Het ijs ligt in hoefvormen voor het huis
het kraakt als we erop lopen, flinterdunne
spiegels in het grasland, zo ver
als we kunnen kijken
(….)
er is net genoeg licht voor twee mensen
het is koud, buiten
plooit een wintervacht.
De liefde van een vrouw voor haar gezin is ijzersterk in al haar kwetsbaarheid. Dat raakt me. Ik krijg te zien, te voelen en weet het ook allang dat alles vergankelijk is en tóch kan deze liefde niet kapot.
Er is zelfs tederheid in de wreedheid. Krabben die werden stukgeslagen door de meeuwen op de rotsen worden met een kind veranderd in ‘slingers in de eindeloze tuin, tinkelend als belletjes’.
Het lijkt de leegte te zijn, de stilte, de uitgestrektheid van een landschap waarin alles al besloten ligt. De liefde, de herinneringen.
Ik las ooit dat gieren in een halfuuur tien kilo vlees kunnen eten
het stelt me in zekere zin gerust
dat er weinig overblijft
om naar terug te keren.
De tweede afdeling heet ‘Tafel, Zee, Tijd’. Een tussentitel die ik ervaar als een gedicht an sich. Ik blijf kijken naar die tafel, de zee, de tijd die verstrijkt. Het gebeurt in het wit van de pagina en ik droom er bij weg. Zo vier ik de vergankelijkheid, op een mooie, melancholische manier.
Er schuiven familieleden aan in de vorm van vier gedichten: ‘Vader’, ‘Moeder’, ‘Broer’ en ‘Zus’ en dan volgt het gedicht ‘alles op de juiste schaal’. Weer is de toon liefdevol, inzoomend, uitzoomend. Koesterend en tegelijk relativerend. Vereeuwigd maar in de vorm van krijt, dat wegsmelt als je het in de zee gooit.
In de volgende drie afdelingen van de bundel, ‘De vacht is een huis zonder muren’, ‘De angst voor het vallen is erger dan het vallen zelf’ en ‘Spatieruis’ worden de eerder genoemde thema’s voortgezet, maar er komen nieuwe, onverwachte motieven en perspectieven bij die ik deels wat uit de toon vind vallen. Het is me niet overal meer zo duidelijk wat de ‘ik’ voor persoon is, zodat ik het nog maar moeilijk aan een gezin in een vergankelijk huis aan zee kan koppelen en dat was het beeld, de sfeer waar ik toch inmiddels zo verliefd op was geworden. Tegelijk is deze afwisseling ook een sterke kant van de bundel, er blijft zo veel ruimte voor de lezer voor eigen interpretaties.

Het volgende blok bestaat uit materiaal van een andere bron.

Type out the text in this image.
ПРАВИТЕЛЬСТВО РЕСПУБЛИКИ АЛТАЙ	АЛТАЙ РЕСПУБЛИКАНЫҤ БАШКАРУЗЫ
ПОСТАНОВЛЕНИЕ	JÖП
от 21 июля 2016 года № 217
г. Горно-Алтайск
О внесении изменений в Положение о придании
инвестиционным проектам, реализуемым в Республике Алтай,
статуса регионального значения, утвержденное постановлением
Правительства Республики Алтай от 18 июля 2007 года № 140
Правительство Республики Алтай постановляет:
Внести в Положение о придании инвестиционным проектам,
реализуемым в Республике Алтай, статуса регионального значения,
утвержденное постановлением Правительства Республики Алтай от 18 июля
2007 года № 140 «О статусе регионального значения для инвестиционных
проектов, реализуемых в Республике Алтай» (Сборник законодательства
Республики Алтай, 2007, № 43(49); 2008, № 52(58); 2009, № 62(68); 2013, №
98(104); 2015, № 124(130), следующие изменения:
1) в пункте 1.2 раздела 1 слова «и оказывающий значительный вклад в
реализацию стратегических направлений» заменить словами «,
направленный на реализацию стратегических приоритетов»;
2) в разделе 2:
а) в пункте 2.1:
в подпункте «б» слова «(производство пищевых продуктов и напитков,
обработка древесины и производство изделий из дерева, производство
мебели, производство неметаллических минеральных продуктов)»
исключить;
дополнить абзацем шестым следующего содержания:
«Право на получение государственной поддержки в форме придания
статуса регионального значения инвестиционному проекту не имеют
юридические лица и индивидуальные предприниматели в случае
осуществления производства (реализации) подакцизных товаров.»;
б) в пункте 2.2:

Fragment ‘geen gebrek aan motivatie’ .
Ik laat me graag fotograferen, liggend
op een sofa of piano
of liever nog met twee messen, een geweer
in elke hand, een koalabeertje
op mijn arm
Ik vraag me bij dit gedicht zoveel af. Wie zegt dit? Waarom twee messen en een geweer? Waarom een koalabeertje? Ik beleef een confrontatie met mezelf als dichter en vraag me af sinds wanneer het zo belangrijk voor me is geworden gedichten te kunnen begrijpen.
om geen meisje meer te zijn
wil ze haar schone kern vinden
Bij bovenstaand citaat uit het gedicht ‘Landschap’ blijf ik steken omdat ik meisje en schoon (ongerept) juist met elkaar associeer. Bedoelt de dichter deze zin hier dan ironisch, wil het meisje datgene vinden wat ze al is? Dat thema vind ik poëtisch en dramatisch zeer interessant, maar daar zou ik dan meer van willen weten om er echt zeker van te zijn dat dit is wat hier bedoeld wordt. In hetzelfde gedicht ‘wonen apen met ingewikkelde namen’. Liever had ik die namen daadwerkelijk gelezen, dan had ik ze kunnen beleven en was ik meegegaan.

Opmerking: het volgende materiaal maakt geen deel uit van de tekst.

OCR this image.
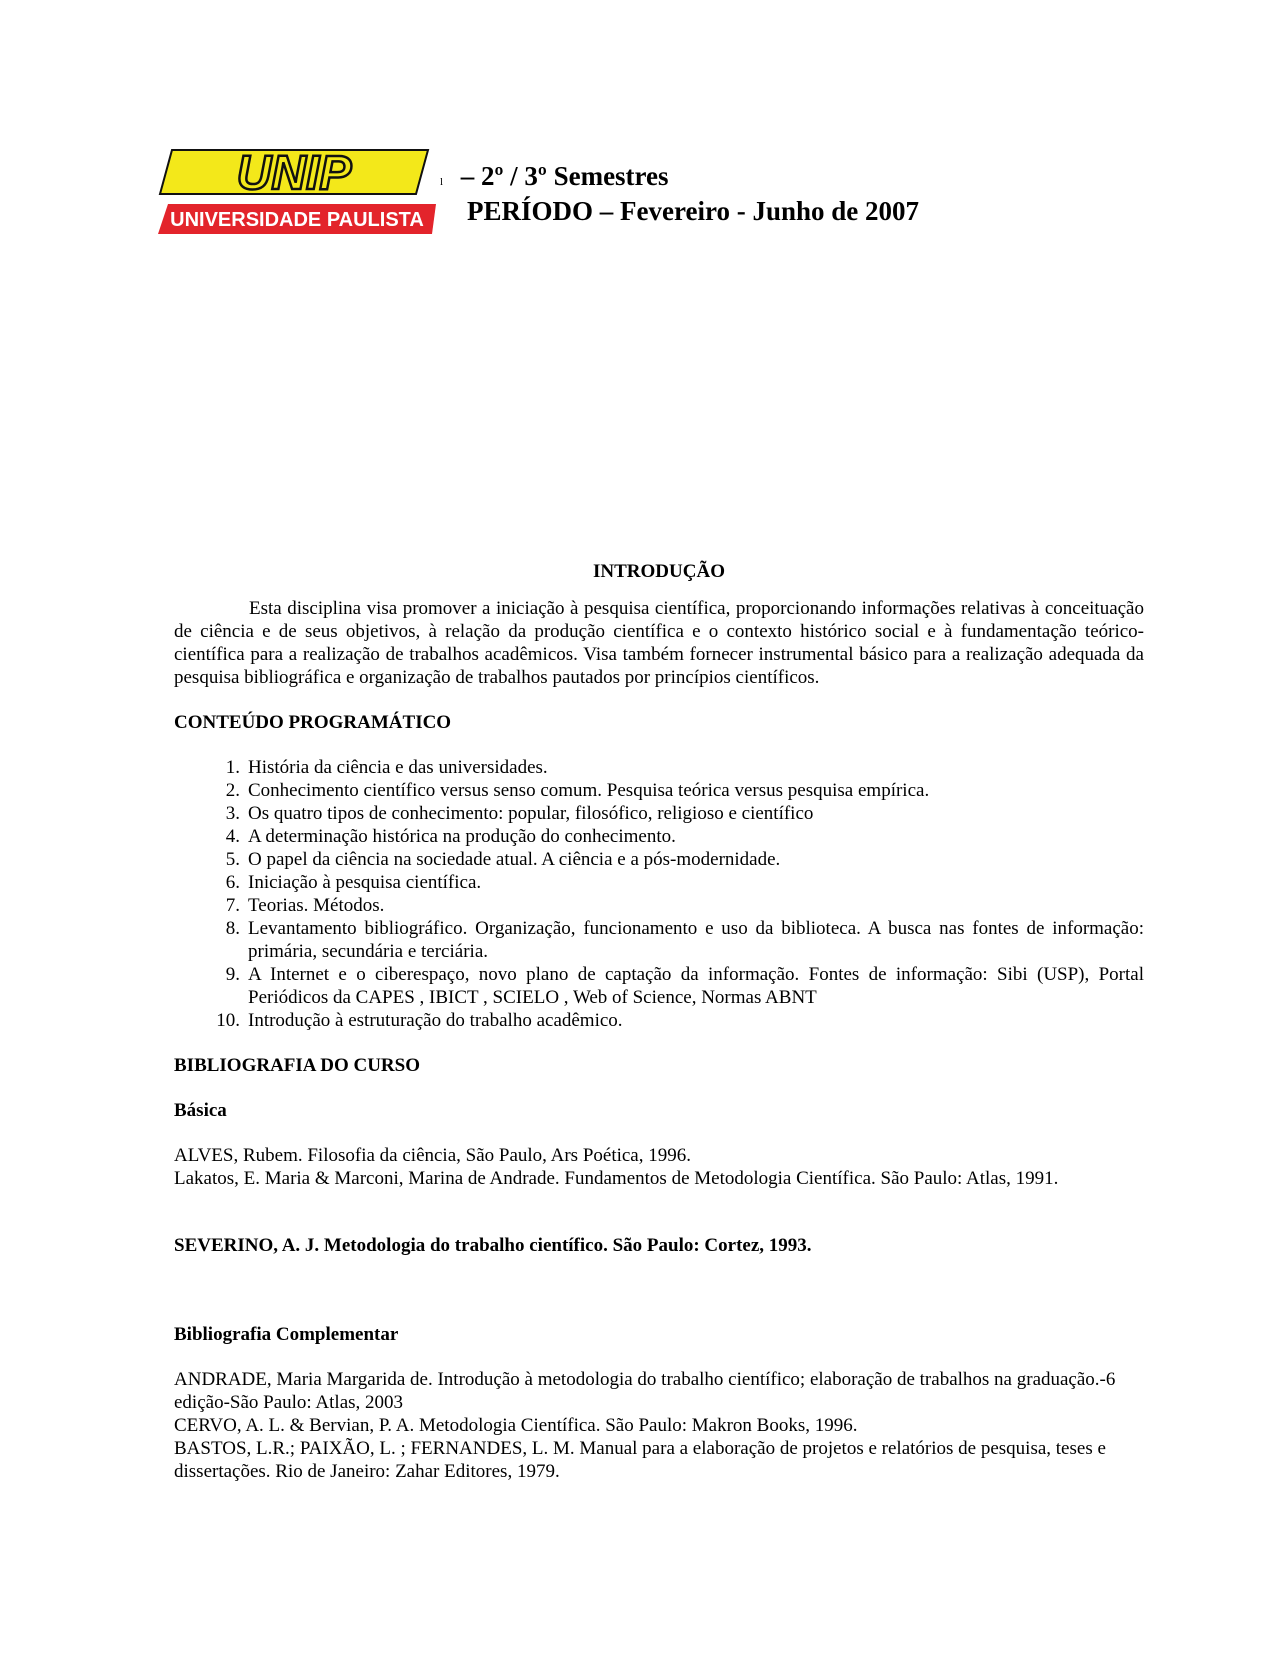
UNIP
UNIVERSIDADE PAULISTA
l – 2º / 3º Semestres
PERÍODO – Fevereiro - Junho de 2007
INTRODUÇÃO

Esta disciplina visa promover a iniciação à pesquisa científica, proporcionando informações relativas à conceituação de ciência e de seus objetivos, à relação da produção científica e o contexto histórico social e à fundamentação teórico-científica para a realização de trabalhos acadêmicos. Visa também fornecer instrumental básico para a realização adequada da pesquisa bibliográfica e organização de trabalhos pautados por princípios científicos.

CONTEÚDO PROGRAMÁTICO
1. História da ciência e das universidades.
2. Conhecimento científico versus senso comum. Pesquisa teórica versus pesquisa empírica.
3. Os quatro tipos de conhecimento: popular, filosófico, religioso e científico
4. A determinação histórica na produção do conhecimento.
5. O papel da ciência na sociedade atual. A ciência e a pós-modernidade.
6. Iniciação à pesquisa científica.
7. Teorias. Métodos.
8. Levantamento bibliográfico. Organização, funcionamento e uso da biblioteca. A busca nas fontes de informação: primária, secundária e terciária.
9. A Internet e o ciberespaço, novo plano de captação da informação. Fontes de informação: Sibi (USP), Portal Periódicos da CAPES , IBICT , SCIELO , Web of Science, Normas ABNT
10. Introdução à estruturação do trabalho acadêmico.
BIBLIOGRAFIA DO CURSO
Básica

ALVES, Rubem. Filosofia da ciência, São Paulo, Ars Poética, 1996.

Lakatos, E. Maria & Marconi, Marina de Andrade. Fundamentos de Metodologia Científica. São Paulo: Atlas, 1991.

SEVERINO, A. J. Metodologia do trabalho científico. São Paulo: Cortez, 1993.

Bibliografia Complementar

ANDRADE, Maria Margarida de. Introdução à metodologia do trabalho científico; elaboração de trabalhos na graduação.-6 edição-São Paulo: Atlas, 2003

CERVO, A. L. & Bervian, P. A. Metodologia Científica. São Paulo: Makron Books, 1996.

BASTOS, L.R.; PAIXÃO, L. ; FERNANDES, L. M. Manual para a elaboração de projetos e relatórios de pesquisa, teses e dissertações. Rio de Janeiro: Zahar Editores, 1979.
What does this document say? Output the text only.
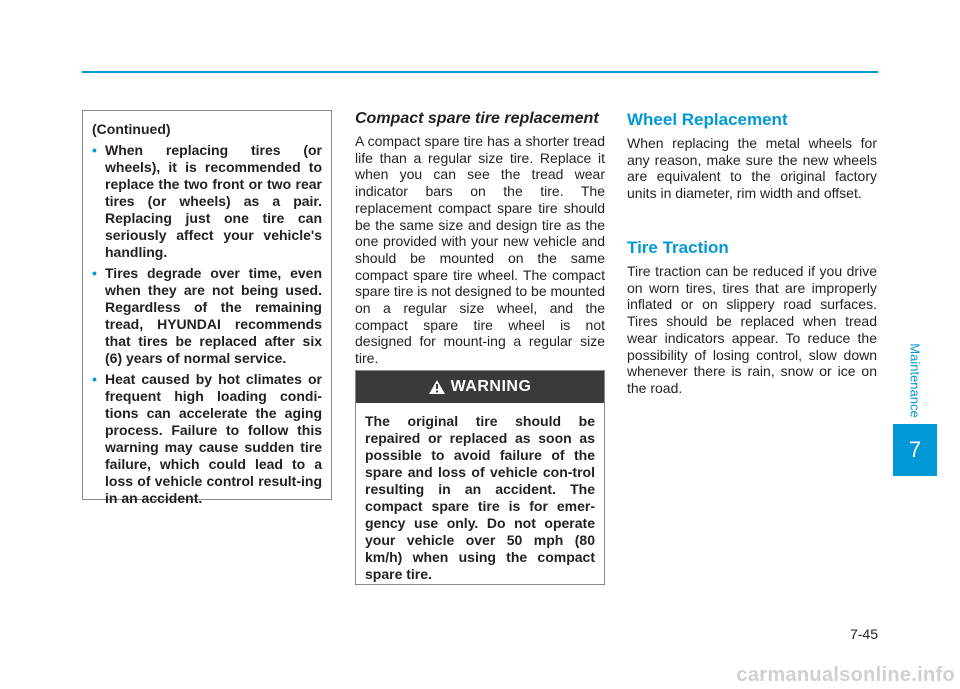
(Continued)
• When replacing tires (or wheels), it is recommended to replace the two front or two rear tires (or wheels) as a pair. Replacing just one tire can seriously affect your vehicle's handling.
• Tires degrade over time, even when they are not being used. Regardless of the remaining tread, HYUNDAI recommends that tires be replaced after six (6) years of normal service.
• Heat caused by hot climates or frequent high loading condi-tions can accelerate the aging process. Failure to follow this warning may cause sudden tire failure, which could lead to a loss of vehicle control result-ing in an accident.
Compact spare tire replacement

A compact spare tire has a shorter tread life than a regular size tire. Replace it when you can see the tread wear indicator bars on the tire. The replacement compact spare tire should be the same size and design tire as the one provided with your new vehicle and should be mounted on the same compact spare tire wheel. The compact spare tire is not designed to be mounted on a regular size wheel, and the compact spare tire wheel is not designed for mount-ing a regular size tire.

WARNING
The original tire should be repaired or replaced as soon as possible to avoid failure of the spare and loss of vehicle con-trol resulting in an accident. The compact spare tire is for emer-gency use only. Do not operate your vehicle over 50 mph (80 km/h) when using the compact spare tire.
Wheel Replacement

When replacing the metal wheels for any reason, make sure the new wheels are equivalent to the original factory units in diameter, rim width and offset.

Tire Traction

Tire traction can be reduced if you drive on worn tires, tires that are improperly inflated or on slippery road surfaces. Tires should be replaced when tread wear indicators appear. To reduce the possibility of losing control, slow down whenever there is rain, snow or ice on the road.	Maintenance
7
7-45
carmanualsonline.info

De gedichten die bij mij blijven hangen zijn ‘Parijs’ en ‘De adem zingt als een mechanisch vogeltje’, waarin het duidelijk is dat een moeder over haar kind schrijft of haar direct aanspreekt. Die kwetsbare, ijzersterke liefde wekt de dichterlijke kwaliteiten van Van Eijken werkelijk bijzonder prachtig op.
Het openingsgedicht van ‘Een vacht is een huis zonder muren’ met haar glasheldere thematiek, de verbinding die de mens kan voelen met wilde dieren, reken ik ook tot mijn lievelingen. Een mooi beeld wordt consistent uitgebouwd en er staat geen woord teveel in.
er jaagt vaak nog een kudde
door mijn hoofd, met teerzwarte staarten
ze stampen in het ritme
van een woeste zee
schuimkoppen glimmen
op hun lippen
ik hoef alleen maar
een haakje los
een deur van slot te laten
In de laatste afdeling, ‘De dagen zijn open handen die ons dragen’, ben ik weer om en ga ik weer helemaal mee. De liefde en de vergankelijkheid spelen hun eenvoudige doch diepgaande en tijdloze rollen uit tegen de achtergrond van een sfeervol landschap. Zoet en rauw gaan hier realistisch hand in hand.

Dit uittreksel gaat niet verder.